Power Analysis - Role of Tails
The significance test is always defined as either one-tailed or two-tailed. A two-tailed test is a test that will be interpreted if the effect meets the criterion for significance and falls in either direction, and is appropriate for the vast majority of research studies. A one-tailed test is a test that will be interpreted only if the effect meets the criterion for significance and falls in the observed direction (i.e. the treatment improves the cure rate), and is appropriate only for a specific type of research question.
Cohen gives the following example of a one-tailed test. An assembly line is currently using a particular process (A). We are planning to evaluate an alternate process (B) which would be expensive to implement but could yield substantial savings if it works as expected. The test has three possible outcomes: (1) Process A is better; (2) There is no difference between the two; (3) Process (B) is better. However, for our purposes, outcomes (1) and (2) are functionally equivalent since either would lead us to maintain the status quo. Put another way, we have no need to distinguish between outcomes (1) and (2).
A one-tailed test should be used only in a study in which, as in this example, an effect in the unexpected direction is functionally equivalent to no effect. It is not appropriate to use a one-tailed test simply because one is able to specify the expected direction of the effect prior to running the study. In medicine, for example, we typically expect that the new procedure will improve the cure rate, but a finding that it decreases the cure rate would still be important, since it would demonstrate a possible flaw in the underlying theory.

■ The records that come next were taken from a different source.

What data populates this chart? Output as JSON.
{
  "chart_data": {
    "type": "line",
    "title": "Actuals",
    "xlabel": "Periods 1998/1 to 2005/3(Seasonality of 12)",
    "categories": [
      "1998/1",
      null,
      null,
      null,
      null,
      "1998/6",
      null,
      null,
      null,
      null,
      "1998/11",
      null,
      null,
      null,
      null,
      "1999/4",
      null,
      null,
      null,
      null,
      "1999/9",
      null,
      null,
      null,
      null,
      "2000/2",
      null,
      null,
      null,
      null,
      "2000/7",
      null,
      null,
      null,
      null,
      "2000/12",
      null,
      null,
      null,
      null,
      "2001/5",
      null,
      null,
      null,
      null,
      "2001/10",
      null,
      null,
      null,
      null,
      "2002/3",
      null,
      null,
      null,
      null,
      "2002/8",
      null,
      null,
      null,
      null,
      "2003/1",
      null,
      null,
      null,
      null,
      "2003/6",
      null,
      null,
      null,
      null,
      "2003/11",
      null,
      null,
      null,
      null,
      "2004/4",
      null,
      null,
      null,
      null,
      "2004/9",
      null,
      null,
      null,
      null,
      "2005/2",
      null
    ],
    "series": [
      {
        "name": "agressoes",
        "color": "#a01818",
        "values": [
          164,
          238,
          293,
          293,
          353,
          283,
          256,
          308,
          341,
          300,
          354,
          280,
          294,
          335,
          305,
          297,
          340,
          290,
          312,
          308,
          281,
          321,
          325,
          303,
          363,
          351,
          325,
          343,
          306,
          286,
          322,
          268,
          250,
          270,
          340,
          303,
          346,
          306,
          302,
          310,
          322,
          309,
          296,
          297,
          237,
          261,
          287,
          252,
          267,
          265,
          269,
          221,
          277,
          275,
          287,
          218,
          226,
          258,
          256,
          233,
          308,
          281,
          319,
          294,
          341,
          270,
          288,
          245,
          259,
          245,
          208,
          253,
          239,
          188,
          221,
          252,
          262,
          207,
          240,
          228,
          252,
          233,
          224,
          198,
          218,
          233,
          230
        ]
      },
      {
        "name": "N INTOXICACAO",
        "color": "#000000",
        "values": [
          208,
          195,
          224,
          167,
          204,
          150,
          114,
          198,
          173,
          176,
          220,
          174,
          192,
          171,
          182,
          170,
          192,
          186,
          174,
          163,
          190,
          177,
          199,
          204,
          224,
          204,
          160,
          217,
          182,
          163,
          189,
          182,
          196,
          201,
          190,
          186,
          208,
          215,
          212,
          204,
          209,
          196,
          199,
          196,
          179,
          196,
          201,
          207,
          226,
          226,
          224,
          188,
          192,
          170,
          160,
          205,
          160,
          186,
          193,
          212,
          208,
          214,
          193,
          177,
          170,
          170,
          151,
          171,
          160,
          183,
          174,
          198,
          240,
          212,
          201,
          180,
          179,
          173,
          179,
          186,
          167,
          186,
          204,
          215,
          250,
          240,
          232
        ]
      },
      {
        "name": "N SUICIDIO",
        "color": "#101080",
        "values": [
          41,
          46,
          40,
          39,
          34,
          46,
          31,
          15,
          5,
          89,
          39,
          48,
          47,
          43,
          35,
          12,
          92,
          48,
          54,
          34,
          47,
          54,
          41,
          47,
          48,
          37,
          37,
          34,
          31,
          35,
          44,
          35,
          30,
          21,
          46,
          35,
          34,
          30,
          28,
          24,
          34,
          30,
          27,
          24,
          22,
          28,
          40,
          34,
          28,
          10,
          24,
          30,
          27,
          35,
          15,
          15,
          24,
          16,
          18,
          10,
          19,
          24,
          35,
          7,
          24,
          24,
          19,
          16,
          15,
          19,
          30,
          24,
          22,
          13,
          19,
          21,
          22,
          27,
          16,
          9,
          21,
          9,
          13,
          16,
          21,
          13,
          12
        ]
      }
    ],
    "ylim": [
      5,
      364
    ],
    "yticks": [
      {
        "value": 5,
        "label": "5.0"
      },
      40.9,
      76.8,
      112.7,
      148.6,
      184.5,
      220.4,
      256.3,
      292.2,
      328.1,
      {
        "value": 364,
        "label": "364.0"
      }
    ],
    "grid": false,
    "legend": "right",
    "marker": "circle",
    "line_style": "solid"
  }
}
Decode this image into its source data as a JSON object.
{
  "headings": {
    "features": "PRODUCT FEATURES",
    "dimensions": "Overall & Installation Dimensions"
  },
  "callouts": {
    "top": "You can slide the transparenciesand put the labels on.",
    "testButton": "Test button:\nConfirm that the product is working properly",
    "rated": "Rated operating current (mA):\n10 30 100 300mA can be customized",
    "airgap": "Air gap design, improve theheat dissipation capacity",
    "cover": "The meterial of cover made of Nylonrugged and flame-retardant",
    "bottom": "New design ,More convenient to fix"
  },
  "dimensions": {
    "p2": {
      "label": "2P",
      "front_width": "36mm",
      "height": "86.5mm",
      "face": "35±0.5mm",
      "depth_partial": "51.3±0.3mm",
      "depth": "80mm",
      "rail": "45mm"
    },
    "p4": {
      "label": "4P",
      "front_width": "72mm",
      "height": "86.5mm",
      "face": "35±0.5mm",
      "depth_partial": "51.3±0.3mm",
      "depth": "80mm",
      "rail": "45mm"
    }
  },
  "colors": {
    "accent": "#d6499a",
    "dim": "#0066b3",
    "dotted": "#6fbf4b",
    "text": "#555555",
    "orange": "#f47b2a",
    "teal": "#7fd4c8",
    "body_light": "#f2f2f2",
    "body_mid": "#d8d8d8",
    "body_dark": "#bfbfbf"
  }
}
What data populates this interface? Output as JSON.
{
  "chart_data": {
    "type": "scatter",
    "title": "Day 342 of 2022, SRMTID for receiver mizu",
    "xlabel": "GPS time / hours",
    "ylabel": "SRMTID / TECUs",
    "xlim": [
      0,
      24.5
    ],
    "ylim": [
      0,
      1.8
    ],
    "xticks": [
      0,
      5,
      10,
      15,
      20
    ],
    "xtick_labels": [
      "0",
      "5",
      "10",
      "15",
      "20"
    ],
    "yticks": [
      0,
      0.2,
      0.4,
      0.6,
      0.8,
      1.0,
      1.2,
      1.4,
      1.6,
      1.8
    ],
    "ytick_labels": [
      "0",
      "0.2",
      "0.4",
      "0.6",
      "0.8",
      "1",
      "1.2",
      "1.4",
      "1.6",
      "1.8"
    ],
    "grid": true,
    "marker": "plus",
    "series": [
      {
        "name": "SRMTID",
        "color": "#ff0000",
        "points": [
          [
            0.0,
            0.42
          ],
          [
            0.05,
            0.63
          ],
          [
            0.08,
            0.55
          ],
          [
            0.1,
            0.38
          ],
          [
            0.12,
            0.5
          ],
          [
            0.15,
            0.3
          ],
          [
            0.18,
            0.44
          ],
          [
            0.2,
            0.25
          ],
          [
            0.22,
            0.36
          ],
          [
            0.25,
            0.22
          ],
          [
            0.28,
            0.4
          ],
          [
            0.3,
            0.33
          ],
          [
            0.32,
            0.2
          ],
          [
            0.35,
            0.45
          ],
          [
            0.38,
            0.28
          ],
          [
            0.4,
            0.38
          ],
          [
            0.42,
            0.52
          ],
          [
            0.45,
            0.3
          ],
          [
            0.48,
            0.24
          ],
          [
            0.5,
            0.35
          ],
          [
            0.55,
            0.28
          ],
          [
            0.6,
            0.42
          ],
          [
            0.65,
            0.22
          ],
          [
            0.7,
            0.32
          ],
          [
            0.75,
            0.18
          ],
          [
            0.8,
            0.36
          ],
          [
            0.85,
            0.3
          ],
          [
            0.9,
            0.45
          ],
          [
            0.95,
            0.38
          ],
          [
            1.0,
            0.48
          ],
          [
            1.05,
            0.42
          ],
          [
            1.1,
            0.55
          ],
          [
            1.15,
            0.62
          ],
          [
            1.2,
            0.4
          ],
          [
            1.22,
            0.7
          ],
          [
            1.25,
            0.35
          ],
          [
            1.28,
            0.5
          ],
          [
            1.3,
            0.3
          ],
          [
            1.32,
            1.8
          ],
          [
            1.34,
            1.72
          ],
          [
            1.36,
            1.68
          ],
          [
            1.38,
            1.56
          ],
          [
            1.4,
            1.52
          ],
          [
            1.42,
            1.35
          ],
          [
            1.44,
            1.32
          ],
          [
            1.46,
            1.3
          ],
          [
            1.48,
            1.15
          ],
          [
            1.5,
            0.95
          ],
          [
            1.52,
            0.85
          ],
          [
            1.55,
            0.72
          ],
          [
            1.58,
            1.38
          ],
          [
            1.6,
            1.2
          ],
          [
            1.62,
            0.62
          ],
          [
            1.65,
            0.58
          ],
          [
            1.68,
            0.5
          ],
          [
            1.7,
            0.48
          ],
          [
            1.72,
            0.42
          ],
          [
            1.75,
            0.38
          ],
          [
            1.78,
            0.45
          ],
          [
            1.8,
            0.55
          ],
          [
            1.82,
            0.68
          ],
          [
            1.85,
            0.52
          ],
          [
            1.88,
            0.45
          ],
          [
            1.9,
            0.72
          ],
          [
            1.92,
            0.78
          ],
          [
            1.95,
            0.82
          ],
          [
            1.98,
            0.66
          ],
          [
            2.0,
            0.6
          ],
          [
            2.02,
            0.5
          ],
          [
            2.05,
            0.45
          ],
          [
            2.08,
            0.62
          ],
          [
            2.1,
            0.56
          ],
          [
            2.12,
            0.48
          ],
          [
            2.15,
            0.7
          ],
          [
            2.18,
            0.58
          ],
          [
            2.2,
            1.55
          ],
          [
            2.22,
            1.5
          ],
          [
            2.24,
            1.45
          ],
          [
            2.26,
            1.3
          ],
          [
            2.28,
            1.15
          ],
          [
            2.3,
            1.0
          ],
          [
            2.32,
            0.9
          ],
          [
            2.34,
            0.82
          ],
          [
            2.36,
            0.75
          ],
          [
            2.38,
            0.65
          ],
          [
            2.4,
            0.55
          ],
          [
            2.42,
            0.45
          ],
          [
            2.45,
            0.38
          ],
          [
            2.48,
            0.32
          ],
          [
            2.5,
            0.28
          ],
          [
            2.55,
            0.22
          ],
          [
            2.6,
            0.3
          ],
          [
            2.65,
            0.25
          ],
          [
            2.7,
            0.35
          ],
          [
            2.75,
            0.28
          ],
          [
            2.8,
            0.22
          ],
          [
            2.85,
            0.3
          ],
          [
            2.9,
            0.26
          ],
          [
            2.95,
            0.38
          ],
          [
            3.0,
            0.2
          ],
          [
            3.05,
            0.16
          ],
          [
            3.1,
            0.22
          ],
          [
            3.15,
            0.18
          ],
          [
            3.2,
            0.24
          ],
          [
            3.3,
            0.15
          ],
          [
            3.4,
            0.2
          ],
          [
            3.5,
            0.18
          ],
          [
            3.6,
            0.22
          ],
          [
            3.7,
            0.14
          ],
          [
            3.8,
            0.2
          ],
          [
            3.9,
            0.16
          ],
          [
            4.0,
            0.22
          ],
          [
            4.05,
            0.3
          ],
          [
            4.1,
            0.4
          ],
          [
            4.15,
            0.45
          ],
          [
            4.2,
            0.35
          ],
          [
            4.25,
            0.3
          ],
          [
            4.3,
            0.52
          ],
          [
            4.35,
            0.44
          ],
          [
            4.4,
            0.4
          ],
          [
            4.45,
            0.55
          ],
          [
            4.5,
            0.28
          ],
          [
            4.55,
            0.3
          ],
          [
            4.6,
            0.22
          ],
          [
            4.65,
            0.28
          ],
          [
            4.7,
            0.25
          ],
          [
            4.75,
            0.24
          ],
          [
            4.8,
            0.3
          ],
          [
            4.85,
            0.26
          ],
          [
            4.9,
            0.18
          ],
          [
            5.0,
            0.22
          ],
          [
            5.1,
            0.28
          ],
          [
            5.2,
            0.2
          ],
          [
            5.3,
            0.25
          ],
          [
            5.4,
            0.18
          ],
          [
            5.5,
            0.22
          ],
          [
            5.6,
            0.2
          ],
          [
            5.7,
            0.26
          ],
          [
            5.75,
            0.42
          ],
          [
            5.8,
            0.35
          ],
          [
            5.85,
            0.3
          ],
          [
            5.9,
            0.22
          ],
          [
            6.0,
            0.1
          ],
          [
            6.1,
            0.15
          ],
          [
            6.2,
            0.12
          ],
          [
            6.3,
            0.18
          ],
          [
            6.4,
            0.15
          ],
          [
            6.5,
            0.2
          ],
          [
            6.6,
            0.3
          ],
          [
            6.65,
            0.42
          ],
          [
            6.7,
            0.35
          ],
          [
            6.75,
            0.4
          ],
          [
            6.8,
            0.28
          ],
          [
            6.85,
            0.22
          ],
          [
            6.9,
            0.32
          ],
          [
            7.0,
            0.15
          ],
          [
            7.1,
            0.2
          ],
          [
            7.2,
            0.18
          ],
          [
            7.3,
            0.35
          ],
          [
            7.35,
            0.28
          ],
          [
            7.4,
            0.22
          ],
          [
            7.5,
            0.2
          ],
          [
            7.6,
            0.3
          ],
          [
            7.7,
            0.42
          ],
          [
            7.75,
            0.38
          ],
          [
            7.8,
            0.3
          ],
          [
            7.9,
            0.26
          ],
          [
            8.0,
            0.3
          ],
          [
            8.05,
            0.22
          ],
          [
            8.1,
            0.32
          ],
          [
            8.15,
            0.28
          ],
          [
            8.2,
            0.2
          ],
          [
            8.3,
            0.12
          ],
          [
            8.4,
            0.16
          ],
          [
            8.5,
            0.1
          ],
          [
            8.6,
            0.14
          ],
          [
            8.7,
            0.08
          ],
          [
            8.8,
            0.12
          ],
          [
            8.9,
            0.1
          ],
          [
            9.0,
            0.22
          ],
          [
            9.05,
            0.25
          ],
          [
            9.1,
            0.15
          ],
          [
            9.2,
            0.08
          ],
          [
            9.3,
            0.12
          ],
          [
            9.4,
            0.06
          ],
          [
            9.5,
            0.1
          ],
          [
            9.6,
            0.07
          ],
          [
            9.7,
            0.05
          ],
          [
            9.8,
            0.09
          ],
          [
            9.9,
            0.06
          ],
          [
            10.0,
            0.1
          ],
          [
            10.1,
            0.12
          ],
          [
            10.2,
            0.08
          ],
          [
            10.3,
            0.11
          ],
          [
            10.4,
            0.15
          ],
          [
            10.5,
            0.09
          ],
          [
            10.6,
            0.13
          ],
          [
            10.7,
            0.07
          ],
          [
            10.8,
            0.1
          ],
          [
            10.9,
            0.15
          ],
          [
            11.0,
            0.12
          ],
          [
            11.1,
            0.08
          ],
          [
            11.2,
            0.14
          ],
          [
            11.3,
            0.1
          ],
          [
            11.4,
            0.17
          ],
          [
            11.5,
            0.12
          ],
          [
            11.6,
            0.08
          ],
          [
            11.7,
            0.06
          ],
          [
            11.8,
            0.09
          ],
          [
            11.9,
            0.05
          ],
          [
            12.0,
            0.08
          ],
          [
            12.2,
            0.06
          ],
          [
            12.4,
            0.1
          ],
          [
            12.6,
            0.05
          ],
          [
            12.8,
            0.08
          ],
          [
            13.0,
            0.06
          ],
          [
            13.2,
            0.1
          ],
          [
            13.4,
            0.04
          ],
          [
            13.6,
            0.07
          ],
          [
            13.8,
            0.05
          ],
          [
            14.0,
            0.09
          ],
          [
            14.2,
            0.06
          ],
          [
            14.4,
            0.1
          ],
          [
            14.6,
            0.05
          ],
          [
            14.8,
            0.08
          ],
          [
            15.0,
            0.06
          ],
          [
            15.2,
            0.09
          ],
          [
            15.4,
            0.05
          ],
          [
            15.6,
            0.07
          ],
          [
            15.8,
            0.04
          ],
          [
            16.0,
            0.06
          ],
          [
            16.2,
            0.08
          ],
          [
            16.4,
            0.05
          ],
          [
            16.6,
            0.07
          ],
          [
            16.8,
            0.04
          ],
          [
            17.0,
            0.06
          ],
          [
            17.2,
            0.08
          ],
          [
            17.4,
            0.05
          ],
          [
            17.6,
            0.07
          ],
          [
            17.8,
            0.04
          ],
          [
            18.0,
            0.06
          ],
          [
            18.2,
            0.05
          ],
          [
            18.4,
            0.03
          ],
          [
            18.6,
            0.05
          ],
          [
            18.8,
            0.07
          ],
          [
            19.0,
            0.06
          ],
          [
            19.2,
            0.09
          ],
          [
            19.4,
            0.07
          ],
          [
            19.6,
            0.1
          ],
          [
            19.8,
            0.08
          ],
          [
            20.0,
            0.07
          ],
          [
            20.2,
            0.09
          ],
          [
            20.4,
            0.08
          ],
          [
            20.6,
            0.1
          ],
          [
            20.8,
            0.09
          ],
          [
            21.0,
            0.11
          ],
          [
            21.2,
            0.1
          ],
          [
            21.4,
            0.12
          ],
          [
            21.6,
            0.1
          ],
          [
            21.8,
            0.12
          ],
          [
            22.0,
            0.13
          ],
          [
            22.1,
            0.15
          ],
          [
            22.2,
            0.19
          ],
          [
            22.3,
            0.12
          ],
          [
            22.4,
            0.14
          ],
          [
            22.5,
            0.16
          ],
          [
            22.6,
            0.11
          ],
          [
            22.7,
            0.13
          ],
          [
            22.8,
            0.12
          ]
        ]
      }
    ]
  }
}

For a given effect size, sample size, and alpha, a one-tailed test is more powerful than a two-tailed test (a one-tailed test with alpha set at .05 has approximately the same power as a two-tailed test with alpha set at .10). However, the number of tails should be set based on the substantive issue (will an effect in the reverse direction be meaningful). In general, it would not be appropriate to run a test as one-tailed rather than two-tailed as a means of increasing power. (Power is higher for the one-tailed test only under the assumption that the observed effect falls in the expected direction. When the test is one tailed, power for an effect in the reverse direction is nil).